See https://docs.sdv.dev/sdv/reference/metadata-spec/sdtypes

In [None]:
metadata.update_column(
    column_name='Name',
    sdtype='last_name',
    pii=True)

metadata.update_column(
    column_name='Ticket',
    sdtype='id')

metadata.validate()

In [None]:
metadata.visualize(
    show_table_details='full',
    show_relationship_labels=True,
    output_filepath='my_metadata.png'
)

##Save the Meta Data

In [None]:
metadata.save_to_json(filepath='my_metadata.json')

#Create Synthetic Data

##GaussianCopulaSynthesizer
This is a statistical learning based method.

In [None]:
from sdv.single_table import GaussianCopulaSynthesizer

# Step 1: Create the synthesizer
synthesizer = GaussianCopulaSynthesizer(metadata)

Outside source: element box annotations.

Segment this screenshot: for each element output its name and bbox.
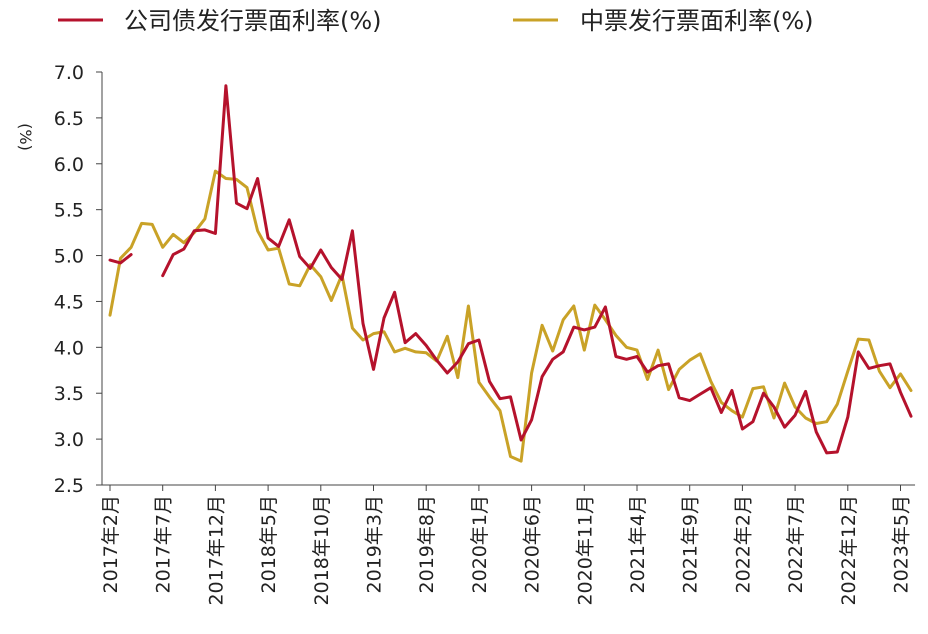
y-tick-label: 4.0 <box>54 337 84 359</box>
x-tick-label: 2017年12月 <box>205 495 227 606</box>
x-tick-label: 2022年2月 <box>732 495 754 593</box>
x-tick-label: 2022年7月 <box>785 495 807 593</box>
legend: 公司债发行票面利率(%) 中票发行票面利率(%) <box>58 7 814 35</box>
x-tick-label: 2021年9月 <box>680 495 702 593</box>
y-tick-label: 2.5 <box>54 475 84 497</box>
x-tick-label: 2019年8月 <box>416 495 438 593</box>
legend-label-mtn: 中票发行票面利率(%) <box>580 7 814 35</box>
y-tick-label: 3.5 <box>54 383 84 405</box>
y-axis-unit-label: (%) <box>16 123 35 151</box>
x-tick-label: 2018年10月 <box>311 495 333 606</box>
y-tick-label: 5.0 <box>54 246 84 268</box>
y-tick-label: 5.5 <box>54 200 84 222</box>
y-axis: 7.0 6.5 6.0 5.5 5.0 4.5 4.0 3.5 3.0 2.5 <box>54 62 103 497</box>
x-tick-label: 2017年7月 <box>153 495 175 593</box>
y-tick-label: 7.0 <box>54 62 84 84</box>
x-axis: 2017年2月 2017年7月 2017年12月 2018年5月 2018年10月 201… <box>100 484 916 606</box>
series-line-corporate-bond <box>108 84 913 455</box>
legend-label-corporate-bond: 公司债发行票面利率(%) <box>124 7 382 35</box>
x-tick-label: 2018年5月 <box>258 495 280 593</box>
y-tick-label: 4.5 <box>54 291 84 313</box>
x-tick-label: 2019年3月 <box>364 495 386 593</box>
series-layer <box>108 84 913 463</box>
x-tick-label: 2020年11月 <box>574 495 596 606</box>
x-tick-label: 2022年12月 <box>838 495 860 606</box>
x-tick-label: 2023年5月 <box>891 495 913 593</box>
y-tick-label: 6.5 <box>54 108 84 130</box>
y-tick-label: 6.0 <box>54 154 84 176</box>
x-tick-label: 2020年6月 <box>522 495 544 593</box>
x-tick-label: 2020年1月 <box>469 495 491 593</box>
y-tick-label: 3.0 <box>54 429 84 451</box>
x-tick-label: 2021年4月 <box>627 495 649 593</box>
x-tick-label: 2017年2月 <box>100 495 122 593</box>
series-line-mtn <box>108 169 913 463</box>
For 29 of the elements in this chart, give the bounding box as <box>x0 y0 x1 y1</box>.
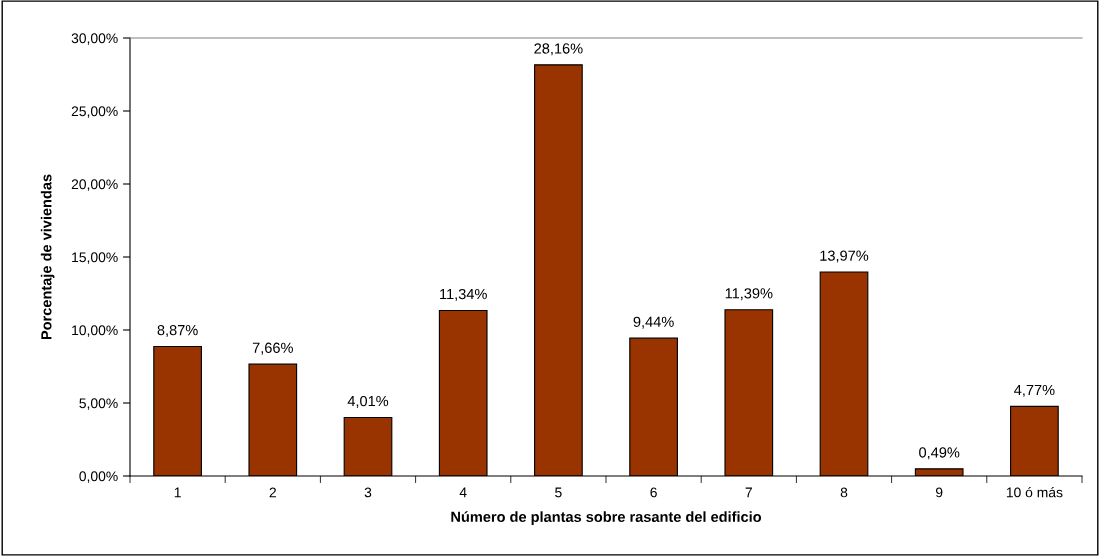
y-tick-label: 25,00% <box>71 106 118 118</box>
y-tick-label: 5,00% <box>79 398 118 410</box>
data-label: 7,66% <box>252 342 293 355</box>
x-tick-label: 6 <box>650 487 657 498</box>
data-label: 11,39% <box>725 288 773 301</box>
data-label: 9,44% <box>633 316 674 329</box>
x-tick-label: 10 ó más <box>1006 486 1063 498</box>
data-label: 4,01% <box>347 395 389 408</box>
x-tick-label: 8 <box>840 487 848 498</box>
data-label: 28,16% <box>534 43 583 56</box>
x-tick-label: 7 <box>745 487 752 498</box>
y-tick-label: 0,00% <box>79 471 118 483</box>
y-axis-title: Porcentaje de viviendas <box>40 174 55 340</box>
data-label: 4,77% <box>1014 384 1055 397</box>
data-label: 13,97% <box>820 250 869 263</box>
y-tick-label: 20,00% <box>71 179 118 191</box>
x-tick-label: 2 <box>269 487 276 498</box>
x-axis-title: Número de plantas sobre rasante del edificio <box>451 511 762 525</box>
data-label: 0,49% <box>919 447 960 460</box>
data-label: 8,87% <box>157 324 198 337</box>
x-tick-label: 3 <box>364 487 372 498</box>
data-label: 11,34% <box>440 288 487 301</box>
y-tick-label: 15,00% <box>72 252 118 264</box>
y-tick-label: 10,00% <box>72 325 118 337</box>
y-tick-label: 30,00% <box>71 33 118 45</box>
x-tick-label: 5 <box>555 487 562 498</box>
x-tick-label: 1 <box>174 487 181 498</box>
x-tick-label: 4 <box>459 487 467 498</box>
x-tick-label: 9 <box>935 487 943 498</box>
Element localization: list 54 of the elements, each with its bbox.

# Step 2: Train the synthesizer
synthesizer.fit(data)

# Step 3: Generate synthetic data
synthetic_data_GCS = synthesizer.sample(num_rows=10)

In [None]:
synthetic_data_GCS

#CTGANSynthesizer
The CTGAN Synthesizer uses GAN-based, deep learning methods to train a model and generate synthetic data.

In [None]:
from sdv.single_table import CTGANSynthesizer

synthesizer = CTGANSynthesizer(metadata)
synthesizer.fit(data)

synthetic_data_CTGAN = synthesizer.sample(num_rows=10)

In [None]:
synthetic_data_CTGAN

## Analyze the synthesizer

In [None]:
synthesizer.get_parameters()

In [None]:
synthesizer.get_loss_values()

In [None]:
fig = synthesizer.get_loss_values_plot()
fig.show()

##TVAESynthesizer
The TVAE Synthesizer uses a variational autoencoder (VAE)-based, neural network techniques to train a model and generate synthetic data.

In [None]:
from sdv.single_table import TVAESynthesizer

synthesizer = TVAESynthesizer(metadata)
synthesizer.fit(data)

synthetic_data_TVAE = synthesizer.sample(num_rows=10)

In [None]:
synthetic_data_TVAE

In [None]:
synthesizer.get_parameters()

In [None]:
synthesizer.get_loss_values()

In [None]:
import matplotlib.pyplot as plt

# Get the loss values from the synthesizer
loss_values_df = synthesizer.get_loss_values()

# loss values in your DataFrame
loss_values = loss_values_df['Loss'].tolist()

# Extract the epochs and loss values
epochs = list(range(1, len(loss_values) + 1))

# Create the plot
plt.plot(epochs, loss_values)
plt.xlabel("Epoch")
plt.ylabel("Loss")
plt.title("Synthesizer Loss over Epochs")
plt.show()

#Evaluation
As a final step to your synthetic data project, you can evaluate and visualize the synthetic data against the real data.

In [None]:
from sdv.evaluation.single_table import run_diagnostic, evaluate_quality
from sdv.evaluation.single_table import get_column_plot

# perform basic validity checks
diagnostic = run_diagnostic(data, synthetic_data_TVAE, metadata)

In [None]:
# measure the statistical similarity
quality_report = evaluate_quality(data, synthetic_data_TVAE, metadata)


In [None]:
# plot the data
fig = get_column_plot(
    real_data=data,
    synthetic_data=synthetic_data_TVAE,
    metadata=metadata,
    column_name='Sex'
)

fig.show()

#Your Turn
Create synthetic data from `Wine.csv`. Build a predictive model to predict the outcome `Type`. Assess whether the prediction from the original data is similar to the prediction from the synthetic data.